Autonomic Dysfunction in Patients of Alcoholic Liver Cirrhosis

Abstract

Mayank Arora1 , Arpit Saini2 , Abhishek Gupta3

BACKGROUND Alcohol consumption is prevalent all over world since ages. In men 40-80 g/d of ethanol produces fatty liver; 160 g/day for 10-20 years causes hepatitis or cirrhosis. Only 15 percent of alcoholics develops alcoholic liver disease. Cirrhosis is the final result of hepatic fibrosis and is reversible in the middle stages of development between fibrogenesis and fibrolysis. This disease leads to hemodynamic disorders that can have widespread impacts in the body according to the severity of the cirrhosis. Autonomic dysfunctions have been observed in patients with chronic liver disease. In most of these cases, autonomic dysfunction has been attributed to an alcohol-mediated neuropathy, but other liver-related mechanisms are conceivable as chronic alcoholics with liver damage have higher frequency of neuropathy than those without it. METHODS The study group consisted of 100 patients, aged 25 - 60 years of age diagnosed with alcoholic liver cirrhosis on the basis of clinical history and laboratory investigations. RESULTS The distribution of age in study population was found to be 41% and 59% in the age group 25-40 and 40-60 years respectively. Among 100 patients recruited for the present study, 71 patients were found to have autonomic dysfunction. The prevalence of autonomic dysfunction was found to be 71% of study population with alcoholic liver cirrhosis.

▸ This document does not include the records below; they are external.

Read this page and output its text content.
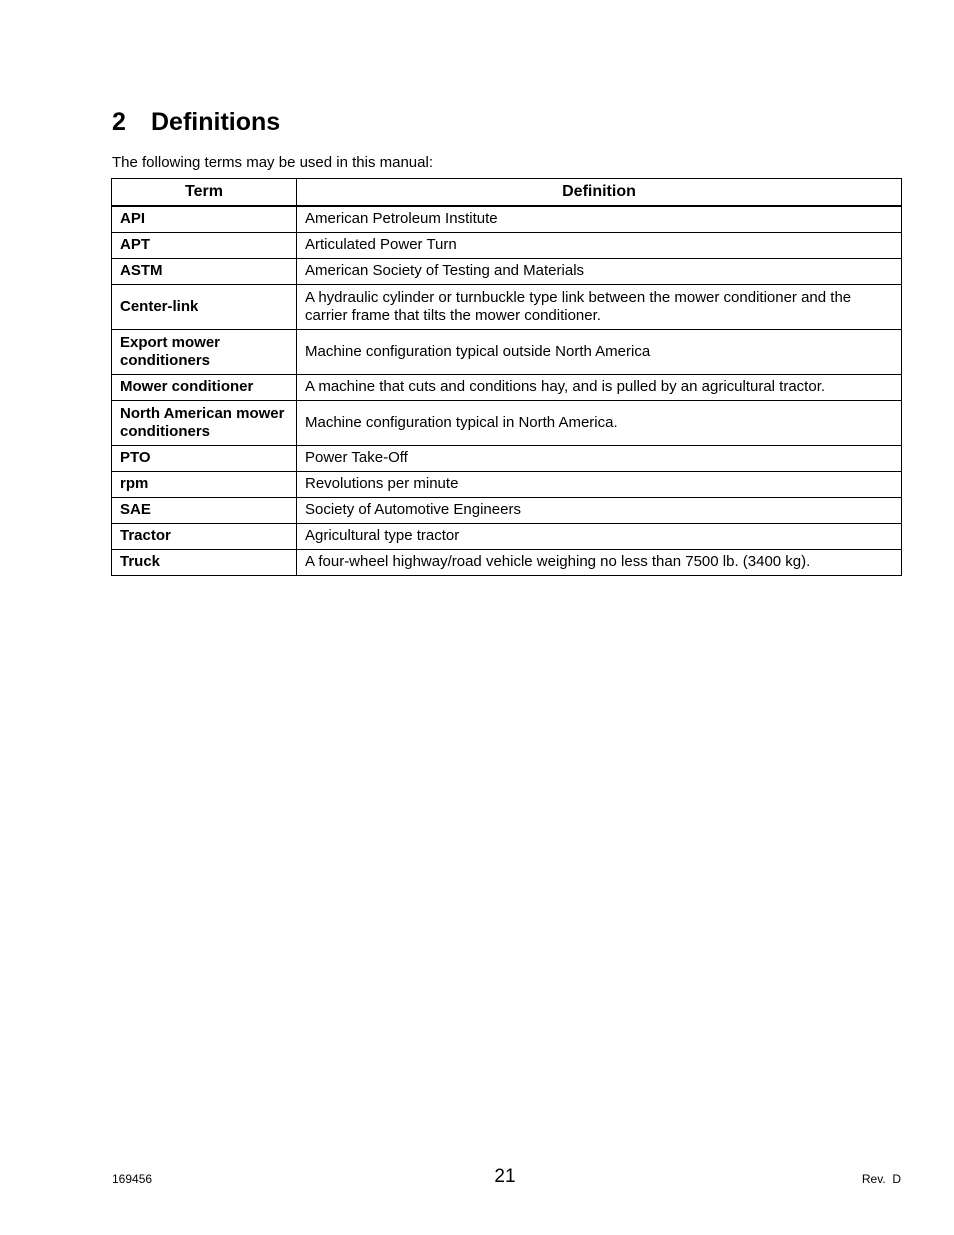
2 Definitions

The following terms may be used in this manual:

Term	Definition
API	American Petroleum Institute
APT	Articulated Power Turn
ASTM	American Society of Testing and Materials
Center-link	A hydraulic cylinder or turnbuckle type link between the mower conditioner and the carrier frame that tilts the mower conditioner.
Export mower conditioners	Machine configuration typical outside North America
Mower conditioner	A machine that cuts and conditions hay, and is pulled by an agricultural tractor.
North American mower conditioners	Machine configuration typical in North America.
PTO	Power Take-Off
rpm	Revolutions per minute
SAE	Society of Automotive Engineers
Tractor	Agricultural type tractor
Truck	A four-wheel highway/road vehicle weighing no less than 7500 lb. (3400 kg).
169456	21	Rev.  D
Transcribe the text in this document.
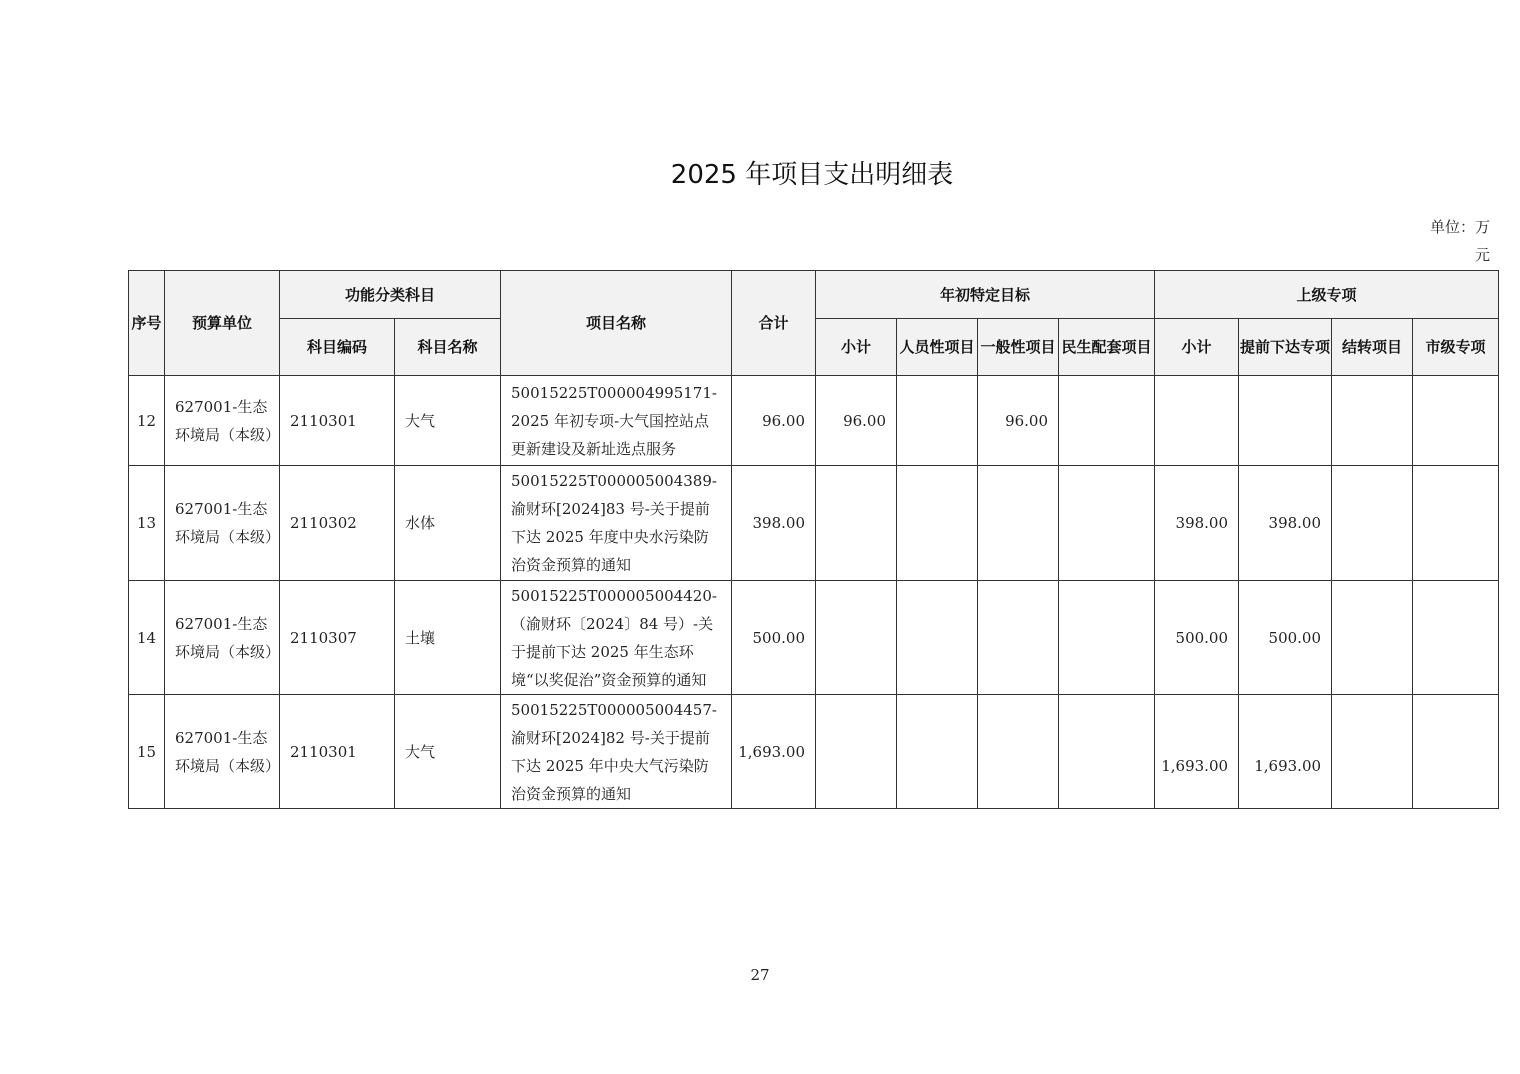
2025 年项目支出明细表
单位：万元
序号	预算单位	功能分类科目		项目名称	合计	年初特定目标				上级专项			
		科目编码	科目名称			小计	人员性项目	一般性项目	民生配套项目	小计	提前下达专项	结转项目	市级专项
12	627001-生态环境局（本级）	2110301	大气	50015225T000004995171-2025 年初专项-大气国控站点更新建设及新址选点服务	96.00	96.00		96.00					
13	627001-生态环境局（本级）	2110302	水体	50015225T000005004389-渝财环[2024]83 号-关于提前下达 2025 年度中央水污染防治资金预算的通知	398.00					398.00	398.00		
14	627001-生态环境局（本级）	2110307	土壤	50015225T000005004420-（渝财环〔2024〕84 号）-关于提前下达 2025 年生态环境“以奖促治”资金预算的通知	500.00					500.00	500.00		
15	627001-生态环境局（本级）	2110301	大气	50015225T000005004457-渝财环[2024]82 号-关于提前下达 2025 年中央大气污染防治资金预算的通知	1,693.00					1,693.00	1,693.00		
27
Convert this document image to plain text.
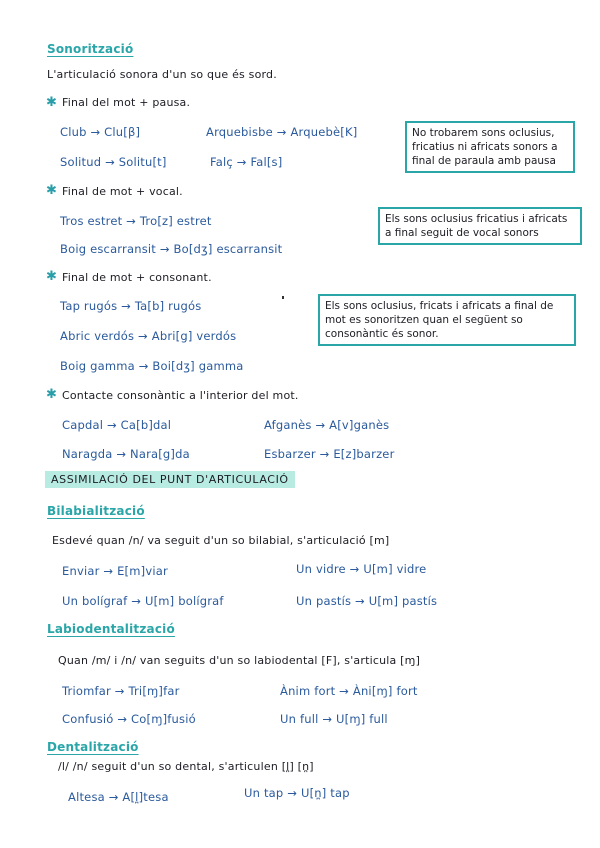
Sonorització
L'articulació sonora d'un so que és sord.
✱ Final del mot + pausa.
Club → Clu[β]	Arquebisbe → Arquebè[K]
Solitud → Solitu[t]	Falç → Fal[s]
No trobarem sons oclusius, fricatius ni africats sonors a final de paraula amb pausa
✱ Final de mot + vocal.
Tros estret → Tro[z] estret
Boig escarransit → Bo[dʒ] escarransit
Els sons oclusius fricatius i africats a final seguit de vocal sonors
✱ Final de mot + consonant.
Tap rugós → Ta[b] rugós
Abric verdós → Abri[g] verdós
Boig gamma → Boi[dʒ] gamma
Els sons oclusius, fricats i africats a final de mot es sonoritzen quan el següent so consonàntic és sonor.
✱ Contacte consonàntic a l'interior del mot.
Capdal → Ca[b]dal	Afganès → A[v]ganès
Naragda → Nara[g]da	Esbarzer → E[z]barzer
ASSIMILACIÓ DEL PUNT D'ARTICULACIÓ
Bilabialització
Esdevé quan /n/ va seguit d'un so bilabial, s'articulació [m]
Enviar → E[m]viar	Un vidre → U[m] vidre
Un bolígraf → U[m] bolígraf	Un pastís → U[m] pastís
Labiodentalització
Quan /m/ i /n/ van seguits d'un so labiodental [F], s'articula [ɱ]
Triomfar → Tri[ɱ]far	Ànim fort → Àni[ɱ] fort
Confusió → Co[ɱ]fusió	Un full → U[ɱ] full
Dentalització
/l/ /n/ seguit d'un so dental, s'articulen [l̪] [n̪]
Altesa → A[l̪]tesa	Un tap → U[n̪] tap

QTc interval was found to be prolonged in cirrhotic patients with autonomic dysfunction as compared to no autonomic dysfunction patients. The abnormality in orthostatic hypotension, HR response to standing and ECG resting tachycardia were found to be statistically significantly associated with Child Pugh Score. CONCLUSIONS Autonomic dysfunction becomes more prominent with the severity of alcoholic liver cirrhosis. Autonomic dysfunction increases the morbidity and mortality among patients with alcoholic liver cirrhosis.